Nella serata del 29 dicembre il Consiglio dei Ministri ha preso ulteriore misure di contrasto e adattamento alla diffusione del covid – 19. Oltre a estendere l’obbligo del green pass rafforzato anche per qualsiasi evento all’aperto e alla riduzione dei posti al 50% degli stadi e del 35% dei palazzetti sportivi, il governo prende la forma del virus nella gestione delle quarantene, che allo stato attuale porterebbe il paese al collasso a breve, considerando che sono già due milioni gli italiani in isolamento a seguito di un contatto stretto. Quindi, nessuna quarantena per chi si è vaccinato di seconda o terza dose da meno di 120 giorni, invece è di cinque giorni per chi è vaccinato da più quattro mesi.

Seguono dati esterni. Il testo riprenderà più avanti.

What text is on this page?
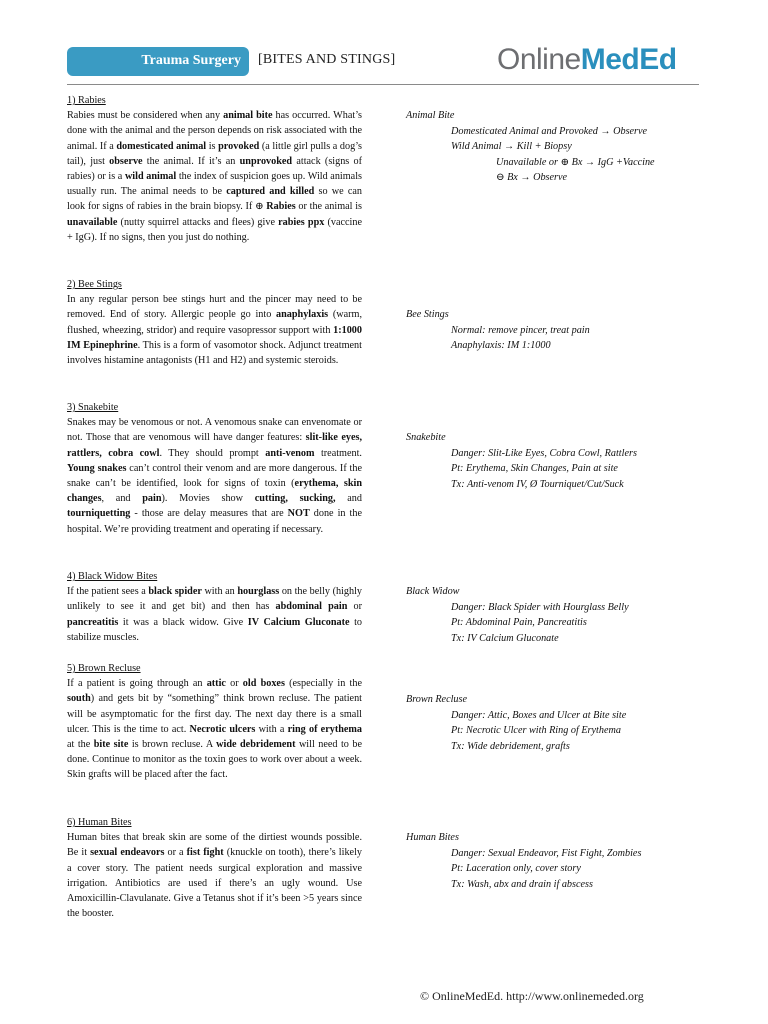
Trauma Surgery [BITES AND STINGS]	OnlineMedEd
1) Rabies

Rabies must be considered when any animal bite has occurred. What’s done with the animal and the person depends on risk associated with the animal. If a domesticated animal is provoked (a little girl pulls a dog’s tail), just observe the animal. If it’s an unprovoked attack (signs of rabies) or is a wild animal the index of suspicion goes up. Wild animals usually run. The animal needs to be captured and killed so we can look for signs of rabies in the brain biopsy. If ⊕ Rabies or the animal is unavailable (nutty squirrel attacks and flees) give rabies ppx (vaccine + IgG). If no signs, then you just do nothing.

2) Bee Stings

In any regular person bee stings hurt and the pincer may need to be removed. End of story. Allergic people go into anaphylaxis (warm, flushed, wheezing, stridor) and require vasopressor support with 1:1000 IM Epinephrine. This is a form of vasomotor shock. Adjunct treatment involves histamine antagonists (H1 and H2) and systemic steroids.

3) Snakebite

Snakes may be venomous or not. A venomous snake can envenomate or not. Those that are venomous will have danger features: slit-like eyes, rattlers, cobra cowl. They should prompt anti-venom treatment. Young snakes can’t control their venom and are more dangerous. If the snake can’t be identified, look for signs of toxin (erythema, skin changes, and pain). Movies show cutting, sucking, and tourniquetting - those are delay measures that are NOT done in the hospital. We’re providing treatment and operating if necessary.

4) Black Widow Bites

If the patient sees a black spider with an hourglass on the belly (highly unlikely to see it and get bit) and then has abdominal pain or pancreatitis it was a black widow. Give IV Calcium Gluconate to stabilize muscles.

5) Brown Recluse

If a patient is going through an attic or old boxes (especially in the south) and gets bit by “something” think brown recluse. The patient will be asymptomatic for the first day. The next day there is a small ulcer. This is the time to act. Necrotic ulcers with a ring of erythema at the bite site is brown recluse. A wide debridement will need to be done. Continue to monitor as the toxin goes to work over about a week. Skin grafts will be placed after the fact.

6) Human Bites

Human bites that break skin are some of the dirtiest wounds possible. Be it sexual endeavors or a fist fight (knuckle on tooth), there’s likely a cover story. The patient needs surgical exploration and massive irrigation. Antibiotics are used if there’s an ugly wound. Use Amoxicillin-Clavulanate. Give a Tetanus shot if it’s been >5 years since the booster.

Animal Bite

Domesticated Animal and Provoked → Observe

Wild Animal → Kill + Biopsy

Unavailable or ⊕ Bx → IgG +Vaccine

⊖ Bx → Observe

Bee Stings

Normal: remove pincer, treat pain

Anaphylaxis: IM 1:1000

Snakebite

Danger: Slit-Like Eyes, Cobra Cowl, Rattlers

Pt: Erythema, Skin Changes, Pain at site

Tx: Anti-venom IV, Ø Tourniquet/Cut/Suck

Black Widow

Danger: Black Spider with Hourglass Belly

Pt: Abdominal Pain, Pancreatitis

Tx: IV Calcium Gluconate

Brown Recluse

Danger: Attic, Boxes and Ulcer at Bite site

Pt: Necrotic Ulcer with Ring of Erythema

Tx: Wide debridement, grafts

Human Bites

Danger: Sexual Endeavor, Fist Fight, Zombies

Pt: Laceration only, cover story

Tx: Wash, abx and drain if abscess

© OnlineMedEd. http://www.onlinemeded.org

Scompare invece dai radar e dal lessico della pandemia la parola ristori. Certo, al momento sono chiuse “solo” le discoteche, che pur essendo una delle attività meno essenziali rappresenta un indotto notevole che traina anche altre attività ristorative delle città, e dà da mangiare a migliaia e migliaia di famiglie. Proprio in quanto chiusura fortunatamente limitata, il governo ha perso l’occasione per lanciare un messaggio di serenità a tutte le altre categorie più colpite dai lockdown precedenti, specie in un periodo in cui il nemico oltre al covid è il galoppante e insostenibile costo dell’energia. Eppure, era stato proprio Mario Draghi che, appena insediatosi a Palazzo Chigi, aveva detto che “i ristori saranno di pari passo con le chiusure”.
A preoccupare di più, però, è quella situazione ibrida che sta vivendo soprattutto il settore turismo e in parte la ristorazione. Sono aperti, apertissimi, ma le quarantene preventive o semplicemente la paura dei contagi, hanno ridotto il giro d’affari in modo impressionante, all’improvviso poi, perché ancora agli inizi di dicembre nessuno immaginava di dover disdire le vacanze o di aver paura di incontrare gli amici al ristorante al chiuso. Eppure per loro, pur intrappolati in un limbo, di ristori o aiuti, nessuna traccia, e nemmeno hanno sulla carta diritto a chiederli visto che formalmente sono aperti. Ad esempio, gli alberghi di Roma hanno nel dicembre 2021 la metà delle camere occupate rispetto al 2019, segno di una crisi che è tutt’altro superata. Nemmeno uno sconto sull’IMU, sull’affitto, sulle bollette, sul costo del lavoro. Forse il panico degli italiani messi in fila per i tamponi è alleato del governo: il disagio sociale passa in secondo piano. E per fortuna che per l’Economist siamo il paese più migliorato del 2021.